(Just The News)—Private equity ownership of hospitals across the United States leads to declining patient care and drained community resources, a new report warns.
Peter Pitts, former Associate FDA Commissioner and president of the Center for Medicine in the Public Interest, released “Barbarians at the Hospital Gates: Private Equity and its Impact on Patient Care” this month.
“Over the past two decades, private equity (PE) has come to play an increasingly influential role in the operations and management of hospitals across the United States,” the report said. “Recent reports found that PE has invested over $1 trillion into the American healthcare sector, with 20% of all for-profit hospitals owned or operated by PE firms. Disconcertingly, studies show patient experience worsens after a hospital is acquired by PE, as such acquisitions create incentives to pursue short-term returns through aggressive cost-cutting.”
Private equity firms routinely strip hospitals of assets, according to the report.
“Nationwide, in the two years after a private equity takeover, hospitals lost on average nearly one-quarter of their real estate, buildings, and equipment. That’s equivalent to a $28 million loss per hospital,” Pitts wrote.

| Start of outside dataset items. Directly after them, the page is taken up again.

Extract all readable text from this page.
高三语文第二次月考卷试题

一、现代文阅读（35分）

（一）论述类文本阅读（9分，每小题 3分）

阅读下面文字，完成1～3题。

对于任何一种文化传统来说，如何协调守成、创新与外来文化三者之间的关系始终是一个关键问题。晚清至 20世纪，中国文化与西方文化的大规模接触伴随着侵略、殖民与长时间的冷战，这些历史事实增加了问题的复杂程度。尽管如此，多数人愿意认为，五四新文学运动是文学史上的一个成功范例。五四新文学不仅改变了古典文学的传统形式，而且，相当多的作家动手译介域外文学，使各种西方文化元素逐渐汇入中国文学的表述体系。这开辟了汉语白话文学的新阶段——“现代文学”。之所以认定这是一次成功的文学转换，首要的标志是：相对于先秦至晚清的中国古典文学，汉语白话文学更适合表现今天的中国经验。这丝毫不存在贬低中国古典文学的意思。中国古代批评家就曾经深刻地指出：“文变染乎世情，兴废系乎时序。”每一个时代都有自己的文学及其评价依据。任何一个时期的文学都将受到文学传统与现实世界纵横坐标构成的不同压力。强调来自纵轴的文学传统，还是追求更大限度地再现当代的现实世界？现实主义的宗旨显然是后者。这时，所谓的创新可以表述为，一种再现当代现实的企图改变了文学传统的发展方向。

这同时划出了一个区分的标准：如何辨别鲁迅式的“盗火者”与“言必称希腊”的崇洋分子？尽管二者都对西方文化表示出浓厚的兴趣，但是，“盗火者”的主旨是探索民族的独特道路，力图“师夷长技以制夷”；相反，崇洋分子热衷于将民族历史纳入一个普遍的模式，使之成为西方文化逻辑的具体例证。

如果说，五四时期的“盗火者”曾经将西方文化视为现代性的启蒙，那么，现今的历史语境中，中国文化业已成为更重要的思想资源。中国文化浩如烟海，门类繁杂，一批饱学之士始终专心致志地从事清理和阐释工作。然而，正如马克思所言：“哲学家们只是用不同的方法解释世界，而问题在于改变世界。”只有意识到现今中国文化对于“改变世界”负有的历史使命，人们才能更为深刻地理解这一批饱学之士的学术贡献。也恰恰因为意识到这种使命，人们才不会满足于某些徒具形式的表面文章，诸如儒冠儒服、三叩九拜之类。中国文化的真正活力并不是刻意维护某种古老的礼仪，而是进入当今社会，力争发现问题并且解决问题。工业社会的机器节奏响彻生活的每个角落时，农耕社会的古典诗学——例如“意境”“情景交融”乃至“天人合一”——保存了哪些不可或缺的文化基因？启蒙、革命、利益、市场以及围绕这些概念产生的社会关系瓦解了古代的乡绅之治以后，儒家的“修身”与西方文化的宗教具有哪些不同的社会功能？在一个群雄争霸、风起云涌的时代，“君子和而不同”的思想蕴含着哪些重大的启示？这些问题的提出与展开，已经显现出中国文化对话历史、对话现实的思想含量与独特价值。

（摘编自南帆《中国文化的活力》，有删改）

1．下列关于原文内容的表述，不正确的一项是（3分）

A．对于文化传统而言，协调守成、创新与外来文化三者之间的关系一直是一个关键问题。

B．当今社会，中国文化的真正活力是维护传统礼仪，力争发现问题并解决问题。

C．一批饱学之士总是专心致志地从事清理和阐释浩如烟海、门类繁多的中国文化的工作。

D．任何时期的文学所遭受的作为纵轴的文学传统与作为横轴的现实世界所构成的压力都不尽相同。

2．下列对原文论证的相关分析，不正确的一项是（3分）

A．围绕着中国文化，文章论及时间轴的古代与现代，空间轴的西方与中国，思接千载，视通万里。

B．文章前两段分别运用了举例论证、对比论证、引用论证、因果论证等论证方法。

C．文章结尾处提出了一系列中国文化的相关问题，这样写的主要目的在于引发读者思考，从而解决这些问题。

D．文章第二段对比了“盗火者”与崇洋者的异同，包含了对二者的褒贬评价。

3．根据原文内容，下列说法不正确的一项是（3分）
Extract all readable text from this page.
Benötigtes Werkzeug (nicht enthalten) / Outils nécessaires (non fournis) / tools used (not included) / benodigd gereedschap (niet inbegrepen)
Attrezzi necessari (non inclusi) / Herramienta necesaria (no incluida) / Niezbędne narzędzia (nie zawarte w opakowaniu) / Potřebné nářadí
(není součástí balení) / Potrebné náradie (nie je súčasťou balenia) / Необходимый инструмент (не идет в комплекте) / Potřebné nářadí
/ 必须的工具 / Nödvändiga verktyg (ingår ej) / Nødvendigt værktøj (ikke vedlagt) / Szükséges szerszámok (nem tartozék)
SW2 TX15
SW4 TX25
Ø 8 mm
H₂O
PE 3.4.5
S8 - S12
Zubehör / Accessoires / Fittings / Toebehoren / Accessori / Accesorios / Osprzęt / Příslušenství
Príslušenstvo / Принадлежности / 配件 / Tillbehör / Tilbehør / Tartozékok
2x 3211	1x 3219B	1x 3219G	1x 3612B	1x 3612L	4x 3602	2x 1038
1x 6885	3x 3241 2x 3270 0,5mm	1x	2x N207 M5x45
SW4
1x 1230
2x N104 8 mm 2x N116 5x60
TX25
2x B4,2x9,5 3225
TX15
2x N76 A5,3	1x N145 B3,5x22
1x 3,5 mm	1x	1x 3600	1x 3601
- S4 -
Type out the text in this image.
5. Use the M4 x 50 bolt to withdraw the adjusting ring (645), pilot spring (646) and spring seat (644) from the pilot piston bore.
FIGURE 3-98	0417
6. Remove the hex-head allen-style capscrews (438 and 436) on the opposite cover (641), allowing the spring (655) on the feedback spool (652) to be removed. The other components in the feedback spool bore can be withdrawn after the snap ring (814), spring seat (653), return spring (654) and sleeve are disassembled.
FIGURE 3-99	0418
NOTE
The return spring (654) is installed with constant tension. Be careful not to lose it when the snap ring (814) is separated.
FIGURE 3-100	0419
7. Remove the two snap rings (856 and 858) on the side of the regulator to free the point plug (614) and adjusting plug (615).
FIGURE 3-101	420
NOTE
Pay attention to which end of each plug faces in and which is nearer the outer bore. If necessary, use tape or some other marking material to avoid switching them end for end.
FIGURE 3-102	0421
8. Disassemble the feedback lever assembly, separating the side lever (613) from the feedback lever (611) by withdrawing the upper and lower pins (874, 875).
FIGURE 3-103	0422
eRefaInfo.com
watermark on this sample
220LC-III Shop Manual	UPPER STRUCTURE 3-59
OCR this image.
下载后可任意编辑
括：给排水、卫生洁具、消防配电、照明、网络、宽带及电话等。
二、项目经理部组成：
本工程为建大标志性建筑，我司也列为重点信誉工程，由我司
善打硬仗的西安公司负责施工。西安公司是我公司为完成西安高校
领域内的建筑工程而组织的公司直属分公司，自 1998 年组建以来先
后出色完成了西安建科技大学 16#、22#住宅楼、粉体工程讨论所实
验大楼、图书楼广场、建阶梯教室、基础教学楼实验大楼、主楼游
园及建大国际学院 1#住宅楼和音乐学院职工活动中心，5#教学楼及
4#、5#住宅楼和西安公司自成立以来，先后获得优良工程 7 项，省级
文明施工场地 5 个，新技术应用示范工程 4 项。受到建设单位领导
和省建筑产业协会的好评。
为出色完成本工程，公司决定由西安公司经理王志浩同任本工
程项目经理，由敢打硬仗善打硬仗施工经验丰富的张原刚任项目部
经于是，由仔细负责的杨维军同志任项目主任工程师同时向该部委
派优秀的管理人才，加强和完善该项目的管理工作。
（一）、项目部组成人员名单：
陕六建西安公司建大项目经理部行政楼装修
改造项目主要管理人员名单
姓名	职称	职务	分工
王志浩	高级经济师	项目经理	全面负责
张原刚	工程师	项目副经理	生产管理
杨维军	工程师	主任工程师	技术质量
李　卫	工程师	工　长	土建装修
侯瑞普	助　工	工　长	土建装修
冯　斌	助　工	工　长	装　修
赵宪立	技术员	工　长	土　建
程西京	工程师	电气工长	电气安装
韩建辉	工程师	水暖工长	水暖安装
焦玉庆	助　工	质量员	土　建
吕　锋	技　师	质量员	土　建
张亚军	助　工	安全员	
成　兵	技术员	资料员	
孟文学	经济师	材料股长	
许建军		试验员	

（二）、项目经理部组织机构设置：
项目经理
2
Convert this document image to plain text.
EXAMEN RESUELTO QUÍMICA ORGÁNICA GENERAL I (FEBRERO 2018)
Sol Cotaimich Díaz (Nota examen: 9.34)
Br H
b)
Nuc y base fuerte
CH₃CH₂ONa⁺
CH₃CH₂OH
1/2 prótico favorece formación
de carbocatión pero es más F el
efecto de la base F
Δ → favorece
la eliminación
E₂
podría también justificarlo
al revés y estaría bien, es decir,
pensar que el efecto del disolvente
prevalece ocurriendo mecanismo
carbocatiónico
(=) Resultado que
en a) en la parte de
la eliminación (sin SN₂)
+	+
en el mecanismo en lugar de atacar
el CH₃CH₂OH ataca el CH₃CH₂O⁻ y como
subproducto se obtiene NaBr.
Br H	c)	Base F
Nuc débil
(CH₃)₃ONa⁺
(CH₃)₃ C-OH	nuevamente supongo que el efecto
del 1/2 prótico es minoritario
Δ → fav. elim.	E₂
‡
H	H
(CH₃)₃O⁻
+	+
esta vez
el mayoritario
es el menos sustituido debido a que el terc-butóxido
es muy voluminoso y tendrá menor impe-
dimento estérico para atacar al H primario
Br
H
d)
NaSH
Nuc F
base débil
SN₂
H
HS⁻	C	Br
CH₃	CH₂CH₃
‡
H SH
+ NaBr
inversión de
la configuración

Examples include Massachusetts, where the state provided Steward Healthcare $72 million in emergency funding after the group declared bankruptcy. Apollo Global Management, the private equity firm behind Steward, walked away with about $325 million.
The report cites studies showing a rise in adverse patient outcomes after private equity takeovers.
A Journal of the American Medical Association study found a “25% increase in hospital-acquired complications (HACs), including a 38% rise in central-line bloodstream infections, a doubling of surgical-site infections, and a 27% increase in falls, despite fewer central lines being placed,” the report said.
Patient satisfaction also declines.
A 2025 cohort study analyzing Hospital Consumer Assessment of Healthcare Providers and Systems data showed “declines in overall hospital ratings (−2.4 percentage points) and willingness to recommend (−2.1 points) in PE-acquired hospitals relative to matched controls. These differences grew over time, with a −5.2 and −4.4 drop by year three post-acquisition, respectively.”
The report also noted a Health Affairs study showing that “Medicare beneficiaries undergoing emergency surgeries at PE-owned hospitals had a 42% higher 30-day mortality, rising from 6.4% to 9.1%, compared to similar procedures at non–PE hospitals.”
Pitts concludes that private equity’s short-term financial model undermines care.
“Safeguarding patient welfare requires regulatory vigilance, transparency, and alignment of financial and clinical goals – so that hospitals remain vital lifelines, not merely profit-generating assets,” he said. “When it comes to advancing quality hospital care – greed is not always good.”